Ben & Jerry's Doggie Ice Cream

Ben & Jerry’s is the latest well-known company to join the ranks inside the pet treat industry, as well as the pet care industry, according to its recent press release. Ben & Jerry’s announced two new flavors of ice cream – made exclusively for dogs. Now pups everywhere can enjoy Vermont’s notorious ice cream in a canine-safe fashion. With the pet food and treat industry climbing in sales every year, Ben & Jerry’s has thrown its hat into the ring of a booming business.

Specially formulated to be safe for dogs, Ben & Jerry’s offers doggie ice cream made with a sunflower butter base. Named after two dogs from the Ben & Jerry’s offices – a Frenchie and a mixed breed rescue – “Pontch’s Mix” and “Rosie’s Batch” give dogs a cool treat option with ingredients like peanut butter (no xylitol) and pretzel swirl, and pumpkin with miniature cookies swirled throughout.

Ben & Jerry's Doggie Ice Cream Rosie

Photo courtesy: Ben & Jerry’s

Ben & Jerry’s, as well as Vermont, has long been dog-friendly. The office dogs are affectionately known as K9-5ers since they hang out with their owners during business hours.

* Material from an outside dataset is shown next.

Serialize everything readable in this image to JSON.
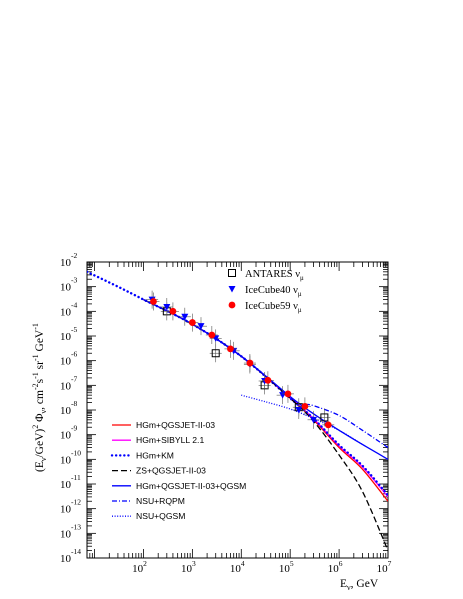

“We know our fans love their dogs and treat them like family,” said Lindsay Bumps, a Ben & Jerry’s Global Marketing Specialist, also a certified veterinary technician. “We created this product line so pups can enjoy something even better than belly rubs. Doggie Desserts are the sweetest treat they’ll ever put their paws on.”

Over the last ten years, pet market sales of pet food and treats climbed from $19.85 billion to $38.4 billion, marking consistent growth in the pet industry, according to Statista. Global market sales in pet treats are expected to reach $72.6 billion by the year 2027, according to Business Wire.

But it’s not just pet treats that Ben & Jerry’s is creating. The company has also launched its first pet care products. Ben & Jerry’s has partnered with suppliers to offer pet accessories, such as leashes made from recycled materials and a stuffed toy made from recycled fill – shaped, of course, like an ice cream cone.

Ben & Jerry's Plush Toy

Photo courtesy: Ben & Jerry’s

Also on the rise are sales in CBD supplements and treats for dogs – 11 percent of owners used CBD for their dogs in 2019, according to Statista. And with Ben & Jerry’s news release of CBD-infused ice cream coming soon to stores near you, perhaps CBD-infused Doggie Desserts ice cream is next on the company’s list.

Ben & Jerry’s Doggie Desserts are sold in 4-ounce mini cups and 4-count multipacks. They can be found in supermarkets, retailers, and other pet stores nationwide.

Located in the mountains of Vermont, Ben & Jerry’s first opened its doors in Waterbury in 1985. Considered Vermont’s finest ice cream, Ben & Jerry’s prides itself on using only the best ingredients. From non-GMO to fair trade ingredients, Ben & Jerry’s strives to reach and maintain Vermont’s goal of renewable energy.

Other companies have long been on board with doggie cool treats, such as Frosty Paws, a well-known doggie ice cream found in most supermarket freezers. Brands such as Pooch Creamery, Puppy Scoops, Smart Scoops (made with goat’s milk), and Hoggin’ Dogs, available on Amazon, offer a powdered version with a variety of flavors. Simply add water, mix, and freeze for a delicious doggie ice cream treat.

The Bear & The Rat: Cool Treats for Dogs began in 2010, and recently landed its doggie frozen yogurt in Whole Foods in 2019, according to The Denver Business Journal. Just like Ben & Jerry’s and Frosty Paws, The Bear & The Rat comes frozen and is made with limited ingredients, with flavors like bacon and peanut butter, banana, and peanut butter and banana.

The Bear and The Rat Doggie Ice Cream

Photo courtesy: The Bear & The Rat Facebook Page

Most doggie ice creams are formulated with canine-safe ingredients, staying away from real milk or cream, since it’s not uncommon for dogs to be lactose-intolerant. According to Krista Williams, BSc, DVM and Robin Downing, DVM, CVPP, CCRP, DAAPM of the VCA, dogs may have an adverse reaction to lactose, which can include symptoms such as diarrhea, vomiting, abdominal discomfort, bloating, or gas.

Some dogs may also have an adverse reaction to additives in doggie ice cream, but the veterinarians warn there isn’t much evidence, and an additive reaction is considered unlikely. Likewise, some dogs could have a histamine reaction to the ingredients, while some dogs may have an actual food sensitivity to dairy, which typically results in skin and GI symptoms.

The American Kennel Club offers do-it-yourself recipes for cool doggie treats, such as frozen yogurt, pupsicles, and peanut butter molds. This allows dog owners to control the ingredients in their doggie ice cream.